2024 is turning out to be another bonanza year for dealmaking in the GP-led secondary market.
PE firms across the globe achieved 89 exits totaling $47.3 billion via continuation funds through October, which is the most recent data available. The overall value has already hit an all-time high this year, with projections to widen the lead with a final total between $50 billion and $60 billion, according to a PitchBook analyst note.
This robust growth has been driven by a booming market for continuation funds, which allow GPs to hold onto their trophy assets longer.
Valuation multiples for PE investments contracted over the last two years and limited a preferred method for generating returns: multiple expansion.
To ride out the market downturn, many fund managers that believed in the potential growth of their portfolio companies chose to extend the holding period of these assets and focus on operational improvements.
According to the analyst note, the proportion of PE exits driven by continuation funds has expanded considerably, rising from 2.7% of the total global exit value in 2020 to 7.1% as of the end of October.
On top of that, several deals closed this year topped $1 billion.
European PE firm Astorg launched in July a €1.4 billion (about $1.48 billion) continuation fund to hold its investments in Netherlands-based Normec, which specializes in product testing, inspection, certification and compliance.

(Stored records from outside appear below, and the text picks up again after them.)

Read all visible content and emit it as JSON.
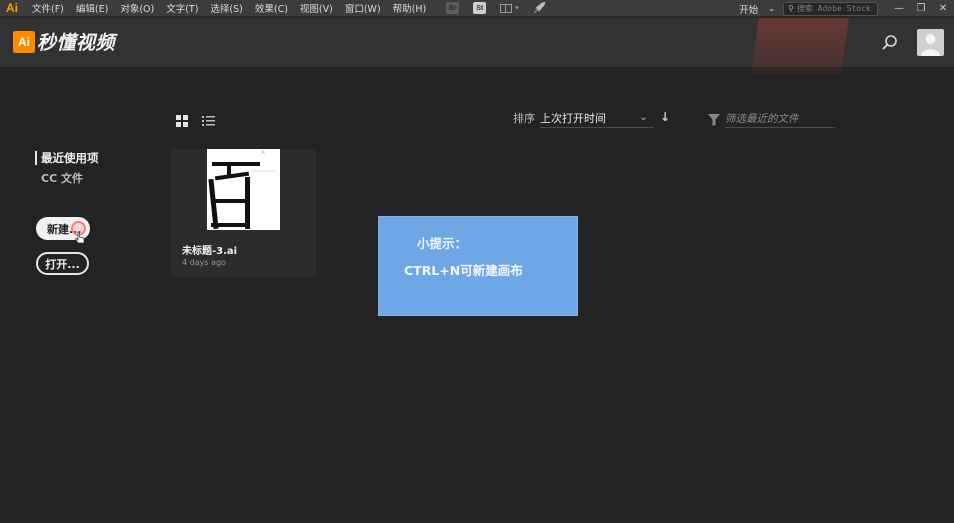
{
  "menubar": {
    "app_logo": "Ai",
    "menus": [
      "文件(F)",
      "编辑(E)",
      "对象(O)",
      "文字(T)",
      "选择(S)",
      "效果(C)",
      "视图(V)",
      "窗口(W)",
      "帮助(H)"
    ],
    "bridge_icon": "Br",
    "stock_icon": "St",
    "workspace_label": "开始",
    "stock_search_placeholder": "搜索 Adobe Stock"
  },
  "header": {
    "brand_badge": "Ai",
    "brand_text": "秒懂视频"
  },
  "toolbar": {
    "sort_label": "排序",
    "sort_value": "上次打开时间",
    "filter_placeholder": "筛选最近的文件"
  },
  "nav": {
    "recent_label": "最近使用项",
    "cc_files_label": "CC 文件",
    "new_button": "新建...",
    "open_button": "打开..."
  },
  "files": [
    {
      "name": "未标题-3.ai",
      "date": "4 days ago"
    }
  ],
  "tip": {
    "title": "小提示：",
    "body": "CTRL+N可新建画布"
  },
  "colors": {
    "accent_orange": "#ff8a00",
    "tip_blue": "#6fa7e6",
    "background": "#232323"
  }
}
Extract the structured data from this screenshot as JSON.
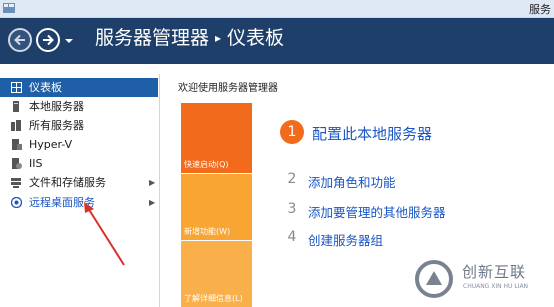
{
  "window": {
    "title": "服务"
  },
  "header": {
    "breadcrumb": [
      "服务器管理器",
      "仪表板"
    ]
  },
  "sidebar": {
    "items": [
      {
        "label": "仪表板",
        "icon": "dashboard-icon",
        "selected": true,
        "expandable": false
      },
      {
        "label": "本地服务器",
        "icon": "server-icon",
        "selected": false,
        "expandable": false
      },
      {
        "label": "所有服务器",
        "icon": "servers-icon",
        "selected": false,
        "expandable": false
      },
      {
        "label": "Hyper-V",
        "icon": "hyperv-icon",
        "selected": false,
        "expandable": false
      },
      {
        "label": "IIS",
        "icon": "iis-icon",
        "selected": false,
        "expandable": false
      },
      {
        "label": "文件和存储服务",
        "icon": "storage-icon",
        "selected": false,
        "expandable": true
      },
      {
        "label": "远程桌面服务",
        "icon": "remote-desktop-icon",
        "selected": false,
        "expandable": true
      }
    ]
  },
  "main": {
    "welcome_title": "欢迎使用服务器管理器",
    "tiles": {
      "quick_start": "快速启动(Q)",
      "new_features": "新增功能(W)",
      "learn_more": "了解详细信息(L)"
    },
    "steps": [
      {
        "num": "1",
        "label": "配置此本地服务器"
      },
      {
        "num": "2",
        "label": "添加角色和功能"
      },
      {
        "num": "3",
        "label": "添加要管理的其他服务器"
      },
      {
        "num": "4",
        "label": "创建服务器组"
      }
    ]
  },
  "watermark": {
    "name": "创新互联",
    "sub": "CHUANG XIN HU LIAN"
  },
  "colors": {
    "header": "#1f3f6b",
    "selected": "#1f5fa8",
    "accent_orange": "#f26a1b",
    "tile_yellow": "#f9a534",
    "link_blue": "#1a56c4",
    "arrow_red": "#d9322b"
  }
}
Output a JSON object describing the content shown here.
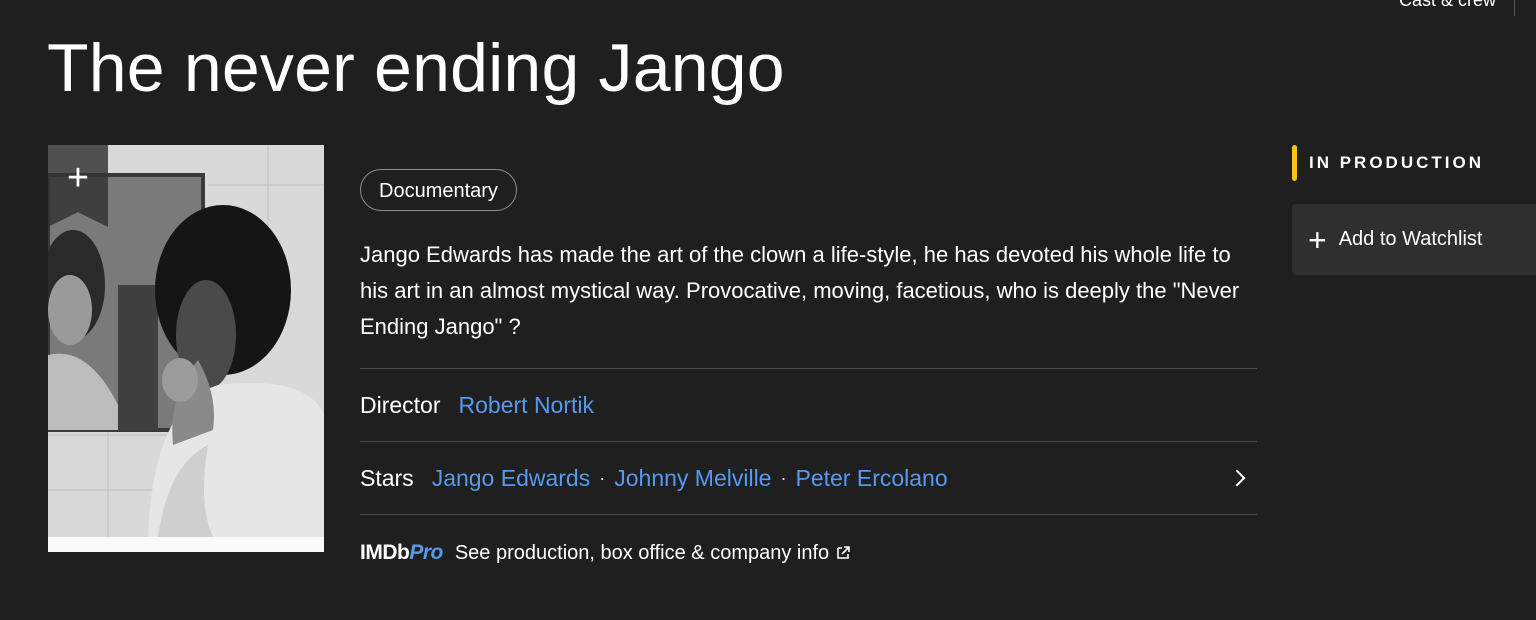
{
  "header": {
    "top_link": "Cast & crew",
    "title": "The never ending Jango"
  },
  "poster": {
    "add_icon": "plus-icon",
    "watchlist_ribbon_icon": "bookmark-ribbon-icon"
  },
  "main": {
    "genre": "Documentary",
    "plot": "Jango Edwards has made the art of the clown a life-style, he has devoted his whole life to his art in an almost mystical way. Provocative, moving, facetious, who is deeply the \"Never Ending Jango\" ?",
    "director": {
      "label": "Director",
      "names": [
        "Robert Nortik"
      ]
    },
    "stars": {
      "label": "Stars",
      "names": [
        "Jango Edwards",
        "Johnny Melville",
        "Peter Ercolano"
      ],
      "separator": "·",
      "more_icon": "chevron-right-icon"
    },
    "imdbpro": {
      "logo_imdb": "IMDb",
      "logo_pro": "Pro",
      "text": "See production, box office & company info",
      "icon": "external-link-icon"
    }
  },
  "sidebar": {
    "status": "IN PRODUCTION",
    "watchlist_label": "Add to Watchlist",
    "watchlist_icon": "plus-icon"
  },
  "colors": {
    "background": "#1f1f1f",
    "link": "#5799ef",
    "accent": "#f5c518",
    "button_bg": "#2f2f2f"
  }
}
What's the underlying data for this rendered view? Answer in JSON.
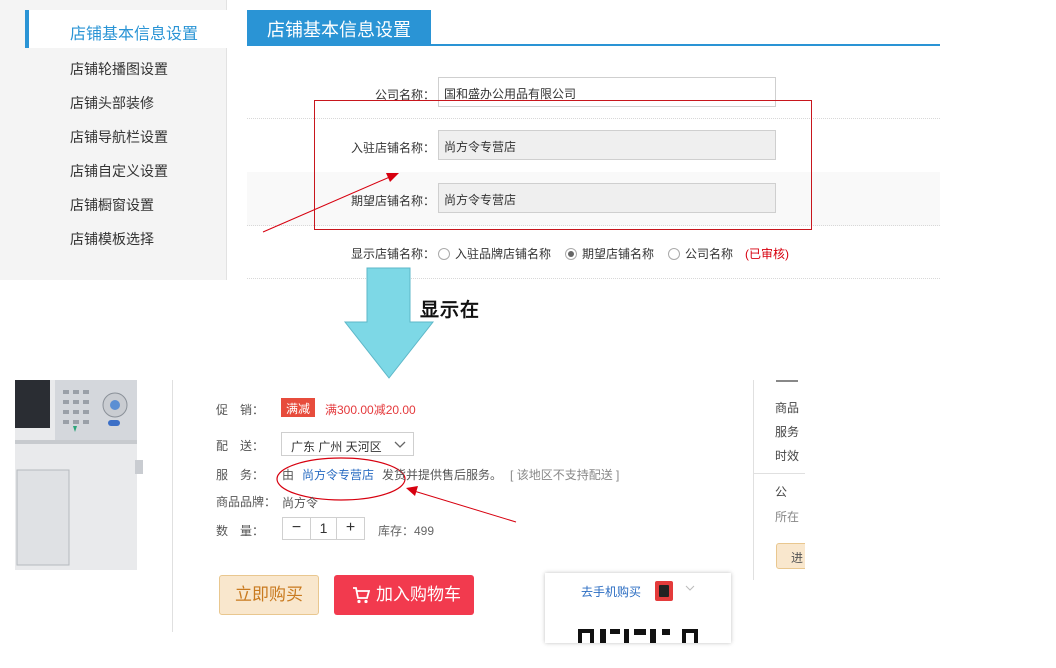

In October, Insight Partners closed a $1.5 billion continuation fund to acquire stakes in software companies across multiple Insight funds. HarbourVest Partners led commitments to the vehicle.
In another example, Vista Equity Partners sought to raise a continuation fund of as much as $5 billion for portfolio company Cloud Software, according to reports in May.
Pent-up demand for exits
GP-led secondaries and other liquidity alternatives like net-asset-value loans have proliferated in recent years. However, despite the explosion of these markets, they are still too small to accommodate GPs’ pent-up demand for liquidity, given the sheer size of PE assets awaiting exits.
Global buyout funds are sitting on 28,000 unsold companies worth $3.2 trillion, according to a March report from Bain & Company.
By contrast, dry powder held by global secondary investors totaled an estimated $187 billion as of the first half of 2024, according to Evercore’s H1 2024 Secondary Market Review.
“I think [secondaries] will continue to grow, but it’s still just scratching the surface of the liquidity that’s really needed,” said Brian Wheeler, a partner at law firm Foley & Lardner, at a Dec. 4 media roundtable.
He added that some PE firms lack sufficient personnel to improve the operations of their portfolio companies and prefer to sell those assets to realize returns for investors.
“There are NAV loans; there are secondary funds or LP-led exits—but you still have a huge backlog of companies looking to exit.”